Esta rivalidade competitiva, em um jogo sem fim carente de regras, conduz, como diz mais adiante o mesmo autor, ao embate e à escalada simétrica, no qual as duas partes tratam de ganhar o controle da relação, mas nos quais não existem critérios bem definidos e acordos mútuos para determinar no que consiste ter alcançado esse objetivo. Interessante proposta. Já não somente dizemos que não existem regras definidas para determinar quem é o vencedor de cada jogada, senão que não tem tampouco para decidir que o objetivo buscado, o poder e o controle da relação, foi obtido. Perfeita situação para um jogo sem fim, já que se não se sabe quando se ganhou ou perdeu, somente pode obter-se a vitória por desistência do oponente, pelo reconhecimento explícito de um dos jogadores de que “não posso ganhar”, nunca por uma acumulação de jogadas que nem se sabe se são vitoriosas, nem se conduzem ao objetivo supostamente buscado.

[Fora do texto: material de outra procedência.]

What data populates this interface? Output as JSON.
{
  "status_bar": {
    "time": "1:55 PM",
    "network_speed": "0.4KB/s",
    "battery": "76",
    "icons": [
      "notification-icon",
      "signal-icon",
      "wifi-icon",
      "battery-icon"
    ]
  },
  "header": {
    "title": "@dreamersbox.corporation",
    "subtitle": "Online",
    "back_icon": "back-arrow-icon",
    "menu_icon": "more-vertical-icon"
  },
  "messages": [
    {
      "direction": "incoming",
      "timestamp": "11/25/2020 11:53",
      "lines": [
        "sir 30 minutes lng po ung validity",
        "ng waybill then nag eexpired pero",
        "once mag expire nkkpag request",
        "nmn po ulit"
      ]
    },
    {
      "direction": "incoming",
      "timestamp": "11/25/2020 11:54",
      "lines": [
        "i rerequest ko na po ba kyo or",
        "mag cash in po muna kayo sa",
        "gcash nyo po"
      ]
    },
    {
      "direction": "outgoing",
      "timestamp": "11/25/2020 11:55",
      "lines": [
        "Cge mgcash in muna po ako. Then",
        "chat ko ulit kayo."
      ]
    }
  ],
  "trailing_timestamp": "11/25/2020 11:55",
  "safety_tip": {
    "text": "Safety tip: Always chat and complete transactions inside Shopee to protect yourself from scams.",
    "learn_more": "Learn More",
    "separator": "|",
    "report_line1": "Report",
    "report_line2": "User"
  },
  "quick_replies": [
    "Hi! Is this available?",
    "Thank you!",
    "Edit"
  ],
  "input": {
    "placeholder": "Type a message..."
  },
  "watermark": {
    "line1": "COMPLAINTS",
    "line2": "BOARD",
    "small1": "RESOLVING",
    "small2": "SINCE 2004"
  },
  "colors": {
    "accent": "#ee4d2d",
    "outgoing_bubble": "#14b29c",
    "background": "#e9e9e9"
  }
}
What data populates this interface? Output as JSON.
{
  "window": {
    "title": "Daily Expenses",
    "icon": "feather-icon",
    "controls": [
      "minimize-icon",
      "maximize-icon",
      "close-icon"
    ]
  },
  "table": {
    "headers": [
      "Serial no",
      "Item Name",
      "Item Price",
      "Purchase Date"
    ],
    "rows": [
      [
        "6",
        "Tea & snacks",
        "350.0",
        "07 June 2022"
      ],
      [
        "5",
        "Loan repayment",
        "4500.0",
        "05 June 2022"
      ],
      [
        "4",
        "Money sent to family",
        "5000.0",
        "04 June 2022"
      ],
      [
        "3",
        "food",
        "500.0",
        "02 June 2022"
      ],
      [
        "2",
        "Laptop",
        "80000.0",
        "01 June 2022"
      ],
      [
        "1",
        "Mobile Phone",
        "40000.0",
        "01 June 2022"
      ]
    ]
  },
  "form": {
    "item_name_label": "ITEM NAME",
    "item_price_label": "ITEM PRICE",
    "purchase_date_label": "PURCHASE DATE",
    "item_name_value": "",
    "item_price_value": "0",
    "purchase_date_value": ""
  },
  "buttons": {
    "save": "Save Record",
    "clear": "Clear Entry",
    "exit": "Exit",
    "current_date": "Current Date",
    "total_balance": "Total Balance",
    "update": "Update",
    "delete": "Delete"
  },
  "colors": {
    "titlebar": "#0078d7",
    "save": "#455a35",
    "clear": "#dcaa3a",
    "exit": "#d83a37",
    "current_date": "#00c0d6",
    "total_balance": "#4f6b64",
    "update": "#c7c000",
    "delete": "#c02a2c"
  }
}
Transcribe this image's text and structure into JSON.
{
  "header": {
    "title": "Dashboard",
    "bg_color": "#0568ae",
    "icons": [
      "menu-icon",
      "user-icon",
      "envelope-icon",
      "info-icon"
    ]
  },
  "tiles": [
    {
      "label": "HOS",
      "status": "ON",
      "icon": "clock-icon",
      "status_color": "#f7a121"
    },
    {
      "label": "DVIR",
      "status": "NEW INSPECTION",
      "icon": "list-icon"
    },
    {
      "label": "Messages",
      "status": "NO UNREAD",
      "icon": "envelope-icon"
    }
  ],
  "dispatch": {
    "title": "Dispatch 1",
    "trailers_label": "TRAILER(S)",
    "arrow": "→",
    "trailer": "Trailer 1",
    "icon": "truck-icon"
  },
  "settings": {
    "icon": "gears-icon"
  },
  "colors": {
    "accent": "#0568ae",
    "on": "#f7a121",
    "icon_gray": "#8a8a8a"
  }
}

Este engate ou “clinch maligno” (Simon, Stierlin e Wynne, 1988, p. 132), nos leva a imagem de dois boxeadores que, exaustos e feridos pela dura luta, se abraçam – seja os dois de modo uníssono, ou um que abraça ao outro – com o objetivo de evitar que o oponente possa ter a suficiente distância para continuar agredindo. E permanecerão abraçados a menos que um dos dois oponentes tenha forças suficientes para forçar a separação, ou bem o faça o árbitro, ou o som da campainha indique uma trégua permitida. Agora, não é incomum que, mesmo que o clinch esteja servindo para se proteger e recuperar as forças, continuem tentando se agredir nas laterais, ou tentando se machucar por esfregar as costuras das luvas sobre a pele. Esse seria o adjetivo de maligno adicionado ao do clinch: mesmo quando ambos os oponentes estão machucados e esgotados, o impulso de fazerem-se danos mutuamente não termina. Este clinch, segundo Stierlin, “é um engate físico, as estratégias e táticas que refletem as ideias, os objetivos, as experiências, e as histórias de vida dos oponentes parecem ter se apagado... É um ‘engate relacional’, as armas não são punhos se não, em troca, as estratégias criadas pelos dois oponentes para desvalorizar o adversário. Entre as armas deste arsenal figura ‘fazer que o outro se torne impotente’, e ‘fazer que o outro se sinta culpado’ recorrendo a sintomas ou a condutas masoquistas. Outras das armas são ‘a mistificação, o duplo vínculo, evitar toda definição das relações e esquivar o papel dominante e a responsabilidade pessoal’. E mais adiante, durante a existência do engate, nenhum dos dois oponentes pode ficar bem, e o contato entre eles é estreito e intenso ao mesmo tempo que hostil e distante. Uma vez que se dissolva o engate, se acrescenta o risco de perder” (Simon, Stierlin & Wynne, 1988, p. 132).

 

O processo de cronificação do conflito

Propomos para a continuação, uma proposta explicativa de como se gera o processo que leva ao conflito crônico. Partimos de um casal, que já estabeleceu uma relação de confiança de um no outro, com a mencionada exposição já sinalizada. Em um momento determinado essa confiança se vê traída - por ambos ou somente por um membro do casal - que causa um dano importante, e que conduz a uma progressiva redução da confiança no outro. Mesmo que o início seja unilateral, caso não seja produzida a separação neste momento, ou que se pode metacomunicar e esclarecer o ocorrido, assumindo algum tipo de responsabilidade de forma que a confiança se restaure, a perda desta irá afetar progressivamente a relação e, portanto, a ambos os membros. Caso o processo continue, o jogo colaborativo irá se converter progressivamente em um jogo competitivo, com contínuas escaladas simétricas que conduzem a um jogo sem fim. Isso leva, finalmente, a um clinch maligno, o qual foi esquecido há muito tempo atrás ou os motivos da confrontação, e ganhar o controle da relação para, hipoteticamente, evitar terminar machucado, tornando-se esse em único objetivo da relação. Não podem deixar de brigar, porque na realidade não sabem por que o fazem. Entretanto, se sabem que deixando o outro em uma distância suficiente, podem agredi-lo e nocauteá-lo, continuam com esse clinch interminável, buscando machucar, porém sem se separar um do outro. Somente podem parar o clinch com a intervenção de alguém externo (o árbitro ou o terapeuta), porque soa o gongo (doença grave, ou a morte se este é o gongo final) ou porque algum dos adversários se rende, “atira a toalha”, e pede o divórcio: contudo, tem que assumir então que “perdeu”, o que na dinâmica instaurada na qual o objetivo é ganhar acima de tudo (mesmo que isso signifique assumir perdas ou danos pessoais), é muito pouco provável.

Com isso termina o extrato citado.